What they did not do is embrace the spread of these ideas outside the universities, at least until they were vetted and approved. That's not a mirror of what we consider "academic freedom," but it was the genesis of it. The Critical Theorists want to go farther than even the Church back then. We think of Luther as the revolutionary, which he was, but attempts to suppress him really intensified when he publicly challenged the Church in public.
Critical theorists want to cut off even the academic realm from conservatives. Their preferred model is based on the Chinese Communist Party approach.
As I've reported before, Mellon does exactly that: funding faculty through the like of the UC's "President's Postdoctoral Fellowship Program" and UVA's "Race, Place, and Equity" program, which eventually make universities pick up the tab. https://t.co/s5cU77WlYG
— John Sailer (@JohnDSailer) June 11, 2026
The power they have at least partly derives from the flood of outside money coming from Foundations and donors, who can make administrators grovel and plead. Institutions that once really were interested in free debate are now vassals to leftists who control billions of dollars. University presidents live or die by donations, not by making their institutions centers of learning and research.

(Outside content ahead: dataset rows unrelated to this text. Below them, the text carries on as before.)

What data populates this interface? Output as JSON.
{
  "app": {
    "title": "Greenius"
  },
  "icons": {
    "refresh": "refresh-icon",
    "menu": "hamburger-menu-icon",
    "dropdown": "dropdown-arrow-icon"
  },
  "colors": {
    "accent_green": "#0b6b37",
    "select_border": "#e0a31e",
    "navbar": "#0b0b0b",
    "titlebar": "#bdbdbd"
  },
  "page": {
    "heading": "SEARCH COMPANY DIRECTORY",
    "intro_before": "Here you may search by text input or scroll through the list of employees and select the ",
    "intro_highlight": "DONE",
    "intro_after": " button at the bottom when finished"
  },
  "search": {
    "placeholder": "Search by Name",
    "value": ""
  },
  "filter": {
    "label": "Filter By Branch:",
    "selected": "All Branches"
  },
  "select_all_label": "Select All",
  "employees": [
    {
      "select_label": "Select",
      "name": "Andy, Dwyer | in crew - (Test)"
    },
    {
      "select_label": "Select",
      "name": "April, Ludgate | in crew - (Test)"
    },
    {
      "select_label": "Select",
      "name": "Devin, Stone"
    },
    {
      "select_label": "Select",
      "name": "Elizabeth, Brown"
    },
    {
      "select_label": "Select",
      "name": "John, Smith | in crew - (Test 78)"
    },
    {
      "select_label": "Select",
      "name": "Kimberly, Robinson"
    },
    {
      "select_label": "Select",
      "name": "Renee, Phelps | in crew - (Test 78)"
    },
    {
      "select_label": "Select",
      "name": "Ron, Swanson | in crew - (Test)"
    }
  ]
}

Mellon wants it? Mellon gets it.
This, of course, raises questions about what Mellon has been up to in the two years since its stopped updating its grants database. At the very least, the center itself seems to have more funding, so reformers should expect more pushback.https://t.co/xNTB6DKyxv
— John Sailer (@JohnDSailer) June 11, 2026
Same, of course, with Qatar, or other large donors. Dangle a few million, no less $10 million, and they will do what you want.
Pathetic, but it's the reality.
Of course, none of this is shocking if you have been following the collapse of academia as a pillar of Western Civilization. It is depressing, but business as usual.